I also saw stuff like Windows drivers toggling the 256 color bits and Chain 4 bits while in 256 color displaying mode(640x480x256) causing memory addressing issues if this wasn't done(due to corrupted video memory).
Search on this forum for my posts regarding 640x480x256 colors on Windows 3.0. Noted a lot of weirdness back then before this was implemented correctly without the special modes implemented. It's also widely known that the Tseng chips have incompatible chain 4 (including byte mode).

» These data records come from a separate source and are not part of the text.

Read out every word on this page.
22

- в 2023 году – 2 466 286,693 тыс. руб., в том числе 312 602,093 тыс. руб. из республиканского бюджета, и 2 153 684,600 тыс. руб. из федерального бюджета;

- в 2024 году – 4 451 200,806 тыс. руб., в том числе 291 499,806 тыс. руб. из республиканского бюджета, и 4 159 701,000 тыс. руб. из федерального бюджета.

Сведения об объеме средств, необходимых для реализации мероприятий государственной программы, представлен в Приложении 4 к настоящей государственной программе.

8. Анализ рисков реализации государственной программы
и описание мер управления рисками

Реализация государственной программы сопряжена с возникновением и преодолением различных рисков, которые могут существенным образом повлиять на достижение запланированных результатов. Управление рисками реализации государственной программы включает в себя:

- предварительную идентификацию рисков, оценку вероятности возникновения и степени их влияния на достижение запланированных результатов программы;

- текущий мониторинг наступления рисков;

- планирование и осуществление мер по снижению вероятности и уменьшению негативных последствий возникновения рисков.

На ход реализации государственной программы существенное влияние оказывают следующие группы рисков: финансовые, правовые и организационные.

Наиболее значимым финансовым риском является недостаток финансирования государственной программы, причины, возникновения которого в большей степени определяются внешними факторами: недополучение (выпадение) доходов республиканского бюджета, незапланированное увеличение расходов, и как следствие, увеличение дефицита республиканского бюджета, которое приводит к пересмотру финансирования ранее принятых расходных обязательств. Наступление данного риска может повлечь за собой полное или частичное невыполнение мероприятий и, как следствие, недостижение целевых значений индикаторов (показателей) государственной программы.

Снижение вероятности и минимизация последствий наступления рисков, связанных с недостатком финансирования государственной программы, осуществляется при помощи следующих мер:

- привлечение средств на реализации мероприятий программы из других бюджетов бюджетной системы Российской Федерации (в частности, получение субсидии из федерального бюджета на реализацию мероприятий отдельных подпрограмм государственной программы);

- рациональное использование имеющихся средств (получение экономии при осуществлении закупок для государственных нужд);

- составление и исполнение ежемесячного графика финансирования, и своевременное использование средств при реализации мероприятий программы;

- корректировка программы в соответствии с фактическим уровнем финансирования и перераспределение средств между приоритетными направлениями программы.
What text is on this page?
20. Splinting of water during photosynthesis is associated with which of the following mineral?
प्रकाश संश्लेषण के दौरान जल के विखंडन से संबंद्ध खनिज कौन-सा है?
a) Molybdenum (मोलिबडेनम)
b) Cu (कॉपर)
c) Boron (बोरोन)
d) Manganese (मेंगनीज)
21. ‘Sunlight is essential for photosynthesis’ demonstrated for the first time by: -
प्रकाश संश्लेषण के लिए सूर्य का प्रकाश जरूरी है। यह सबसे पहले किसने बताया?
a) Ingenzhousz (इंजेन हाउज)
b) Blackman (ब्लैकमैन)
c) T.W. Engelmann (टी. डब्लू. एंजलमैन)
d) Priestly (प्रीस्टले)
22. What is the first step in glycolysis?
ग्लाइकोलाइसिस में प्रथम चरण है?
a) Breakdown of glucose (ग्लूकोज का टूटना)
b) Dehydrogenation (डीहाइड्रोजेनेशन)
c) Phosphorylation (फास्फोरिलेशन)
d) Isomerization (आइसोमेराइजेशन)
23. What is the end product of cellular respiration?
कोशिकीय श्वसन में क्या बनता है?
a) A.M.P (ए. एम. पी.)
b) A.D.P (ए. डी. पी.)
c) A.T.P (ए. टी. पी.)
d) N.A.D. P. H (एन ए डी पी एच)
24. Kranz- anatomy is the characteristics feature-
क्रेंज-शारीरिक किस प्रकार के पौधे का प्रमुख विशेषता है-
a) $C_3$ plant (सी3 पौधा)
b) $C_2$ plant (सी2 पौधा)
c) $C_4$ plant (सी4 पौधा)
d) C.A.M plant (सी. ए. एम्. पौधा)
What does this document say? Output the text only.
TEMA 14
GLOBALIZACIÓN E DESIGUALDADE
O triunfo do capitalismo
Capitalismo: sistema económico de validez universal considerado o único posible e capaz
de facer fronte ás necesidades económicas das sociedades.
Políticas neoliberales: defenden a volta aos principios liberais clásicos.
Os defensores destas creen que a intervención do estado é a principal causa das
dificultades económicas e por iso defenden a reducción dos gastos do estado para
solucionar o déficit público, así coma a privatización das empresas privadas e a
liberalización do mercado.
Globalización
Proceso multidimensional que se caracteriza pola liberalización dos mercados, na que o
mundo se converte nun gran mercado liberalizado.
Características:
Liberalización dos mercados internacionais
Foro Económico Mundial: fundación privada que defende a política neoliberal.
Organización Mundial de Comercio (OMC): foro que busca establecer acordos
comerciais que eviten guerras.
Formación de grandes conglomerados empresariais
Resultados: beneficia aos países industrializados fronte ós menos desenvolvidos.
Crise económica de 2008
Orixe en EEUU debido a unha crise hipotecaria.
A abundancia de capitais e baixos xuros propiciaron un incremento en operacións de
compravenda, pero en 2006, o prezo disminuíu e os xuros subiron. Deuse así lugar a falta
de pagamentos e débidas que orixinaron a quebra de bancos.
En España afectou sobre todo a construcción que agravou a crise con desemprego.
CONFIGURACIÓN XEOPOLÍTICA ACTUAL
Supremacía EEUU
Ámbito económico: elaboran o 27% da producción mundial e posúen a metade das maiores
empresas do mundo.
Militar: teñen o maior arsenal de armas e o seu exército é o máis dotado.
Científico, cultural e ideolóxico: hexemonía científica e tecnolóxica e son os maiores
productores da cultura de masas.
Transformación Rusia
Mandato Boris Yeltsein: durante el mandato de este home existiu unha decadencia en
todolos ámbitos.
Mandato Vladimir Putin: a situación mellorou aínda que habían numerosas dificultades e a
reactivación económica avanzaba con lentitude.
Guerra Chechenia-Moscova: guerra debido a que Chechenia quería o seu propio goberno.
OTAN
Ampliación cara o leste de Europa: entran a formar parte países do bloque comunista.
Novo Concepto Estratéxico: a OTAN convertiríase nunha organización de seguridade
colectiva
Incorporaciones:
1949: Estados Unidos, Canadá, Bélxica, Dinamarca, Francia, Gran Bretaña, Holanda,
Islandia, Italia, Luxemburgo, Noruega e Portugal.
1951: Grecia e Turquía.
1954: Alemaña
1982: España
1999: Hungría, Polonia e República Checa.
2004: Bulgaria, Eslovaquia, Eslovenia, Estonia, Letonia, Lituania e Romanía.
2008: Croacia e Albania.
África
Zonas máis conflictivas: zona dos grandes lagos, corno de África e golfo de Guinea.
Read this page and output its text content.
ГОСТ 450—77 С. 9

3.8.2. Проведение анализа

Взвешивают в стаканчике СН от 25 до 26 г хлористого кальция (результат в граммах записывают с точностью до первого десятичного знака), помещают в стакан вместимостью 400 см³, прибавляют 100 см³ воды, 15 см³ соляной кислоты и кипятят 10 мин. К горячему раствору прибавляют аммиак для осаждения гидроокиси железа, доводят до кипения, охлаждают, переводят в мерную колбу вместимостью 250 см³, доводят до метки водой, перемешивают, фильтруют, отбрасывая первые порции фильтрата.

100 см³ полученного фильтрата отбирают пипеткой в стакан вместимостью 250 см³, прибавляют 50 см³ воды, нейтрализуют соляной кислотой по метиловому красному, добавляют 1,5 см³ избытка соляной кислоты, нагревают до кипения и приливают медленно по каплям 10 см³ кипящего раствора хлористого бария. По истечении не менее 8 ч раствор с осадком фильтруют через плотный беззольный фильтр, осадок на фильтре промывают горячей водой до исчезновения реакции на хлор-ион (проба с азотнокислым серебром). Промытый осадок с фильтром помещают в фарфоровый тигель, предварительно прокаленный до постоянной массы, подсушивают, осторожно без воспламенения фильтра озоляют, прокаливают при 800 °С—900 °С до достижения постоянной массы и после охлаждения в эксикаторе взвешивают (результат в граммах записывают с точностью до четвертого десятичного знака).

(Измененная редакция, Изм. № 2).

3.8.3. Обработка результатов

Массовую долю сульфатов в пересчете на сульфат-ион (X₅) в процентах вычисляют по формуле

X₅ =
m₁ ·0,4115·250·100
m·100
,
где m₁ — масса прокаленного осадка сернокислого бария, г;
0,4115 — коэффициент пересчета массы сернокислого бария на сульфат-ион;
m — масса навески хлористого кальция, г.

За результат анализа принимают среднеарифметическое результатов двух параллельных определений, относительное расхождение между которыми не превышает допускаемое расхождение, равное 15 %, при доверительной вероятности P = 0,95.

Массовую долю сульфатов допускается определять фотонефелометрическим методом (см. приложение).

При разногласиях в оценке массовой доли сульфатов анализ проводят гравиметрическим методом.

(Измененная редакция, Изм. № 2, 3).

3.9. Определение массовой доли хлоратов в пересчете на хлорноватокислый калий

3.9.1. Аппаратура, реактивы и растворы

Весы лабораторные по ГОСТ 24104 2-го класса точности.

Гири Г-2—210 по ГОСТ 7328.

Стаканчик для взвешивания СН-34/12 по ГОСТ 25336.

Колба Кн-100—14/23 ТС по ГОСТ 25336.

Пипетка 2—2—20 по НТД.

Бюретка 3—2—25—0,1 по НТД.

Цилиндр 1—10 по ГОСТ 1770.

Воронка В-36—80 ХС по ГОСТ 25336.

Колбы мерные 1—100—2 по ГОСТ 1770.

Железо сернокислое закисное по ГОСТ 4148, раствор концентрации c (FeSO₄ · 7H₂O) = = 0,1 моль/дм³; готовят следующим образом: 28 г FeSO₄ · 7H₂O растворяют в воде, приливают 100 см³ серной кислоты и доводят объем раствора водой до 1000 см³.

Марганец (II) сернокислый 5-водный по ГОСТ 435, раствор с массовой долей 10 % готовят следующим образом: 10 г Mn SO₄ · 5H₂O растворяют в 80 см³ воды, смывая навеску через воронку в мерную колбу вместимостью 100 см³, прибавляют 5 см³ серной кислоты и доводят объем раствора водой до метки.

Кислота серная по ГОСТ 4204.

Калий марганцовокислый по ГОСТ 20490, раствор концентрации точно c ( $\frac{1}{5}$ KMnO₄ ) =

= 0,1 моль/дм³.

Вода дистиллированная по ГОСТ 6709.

Author of the UniPCemu emulator.
UniPCemu Git repository
UniPCemu for Android, Windows and PSP on itch.io

Reply 7 of 7, by Battler

User metadata
Rank Member
Rank
Member

I found your old posts about that stuff, and they match what I observe as well, and the OS/2 ET4000AX driver does the same thing - sets 256 color mode, without Chain 4, but expects to be in Chain 4 mode. On your end, I see that you simply patched the registers used, but there must be a better way to solve this. On my end, I simply made Attribute register 0x16 bit 4 force Chain 4 when in 256-color mode on the ET3000AX and the undocumented Sequencer register 0x0E on the ET4000AX, but I'm not sure even that is correct.